If you were raised in a society in which there is an evil enemy that you are convinced intends to arrive some day on your country’s shores, take over your government, impose a new social order, marry your sister, and so on, then when this evil foreign government sends the first warning shot in this war and it is an unprecedented and amazing feat of science, then suddenly you love science. You pay taxes to fund science. Your idolize science. You start demanding that science comes to the rescue. One way to do this is to fund science, fund higher education, build up the universities.


Maybe? What do you think?



Space Files reports that the UFO seen during Apollo mission thing has been resolved.

One of the legends of the space age is that during their flight to the moon, Apollo astronauts saw UFOs, or objects they couldn't identify but which were obviously floating in space somewhere close to them. This is rather a fact than a legend, as Buzz Aldrin confirmed it in numerous interviews.
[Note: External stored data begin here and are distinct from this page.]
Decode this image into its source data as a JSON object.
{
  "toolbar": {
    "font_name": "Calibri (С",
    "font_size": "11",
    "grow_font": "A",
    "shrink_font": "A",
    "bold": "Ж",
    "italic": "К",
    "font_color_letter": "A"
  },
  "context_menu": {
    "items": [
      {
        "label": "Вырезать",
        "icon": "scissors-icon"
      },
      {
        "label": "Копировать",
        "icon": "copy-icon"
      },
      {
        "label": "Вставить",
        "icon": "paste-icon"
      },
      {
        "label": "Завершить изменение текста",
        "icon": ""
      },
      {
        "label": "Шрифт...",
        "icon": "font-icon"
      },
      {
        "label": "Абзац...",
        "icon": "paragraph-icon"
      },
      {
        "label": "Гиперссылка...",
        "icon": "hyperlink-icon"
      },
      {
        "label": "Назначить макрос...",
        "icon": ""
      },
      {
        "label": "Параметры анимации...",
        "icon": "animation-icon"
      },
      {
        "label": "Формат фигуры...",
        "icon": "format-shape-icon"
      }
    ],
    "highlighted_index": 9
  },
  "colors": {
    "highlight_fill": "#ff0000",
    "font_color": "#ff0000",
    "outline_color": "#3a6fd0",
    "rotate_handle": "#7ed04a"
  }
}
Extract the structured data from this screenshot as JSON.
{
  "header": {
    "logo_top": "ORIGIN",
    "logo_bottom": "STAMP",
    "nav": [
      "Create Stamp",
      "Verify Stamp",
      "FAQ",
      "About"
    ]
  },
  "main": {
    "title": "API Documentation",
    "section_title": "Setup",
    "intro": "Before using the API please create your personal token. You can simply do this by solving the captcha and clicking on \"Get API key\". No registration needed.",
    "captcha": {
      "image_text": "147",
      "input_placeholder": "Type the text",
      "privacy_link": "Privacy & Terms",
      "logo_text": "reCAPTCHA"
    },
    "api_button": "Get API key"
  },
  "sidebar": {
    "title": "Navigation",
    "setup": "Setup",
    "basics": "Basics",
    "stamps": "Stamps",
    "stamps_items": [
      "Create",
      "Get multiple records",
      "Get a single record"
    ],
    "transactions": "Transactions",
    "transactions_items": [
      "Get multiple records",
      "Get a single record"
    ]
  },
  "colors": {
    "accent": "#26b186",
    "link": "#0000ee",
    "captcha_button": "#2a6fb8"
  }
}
I mean we know this it never hurts to point this out. Me, I think that it's incredible that we assume there are aliens savvy enough to cross thousands of light years, hide their presence from us but .. dumb enough to pull an oopsie and show themselves to the guys aboard Apollo?




Thanks for reading and thanks for contributing!

Here are instructions for contributing - see you next week.

Personal note - this is posted long after I wanted it to, with apologies. I don't like to make excuses because that sounds (to my ear) like whining and I hate whiners. Let's just say that life has been busy of late and leave it at that.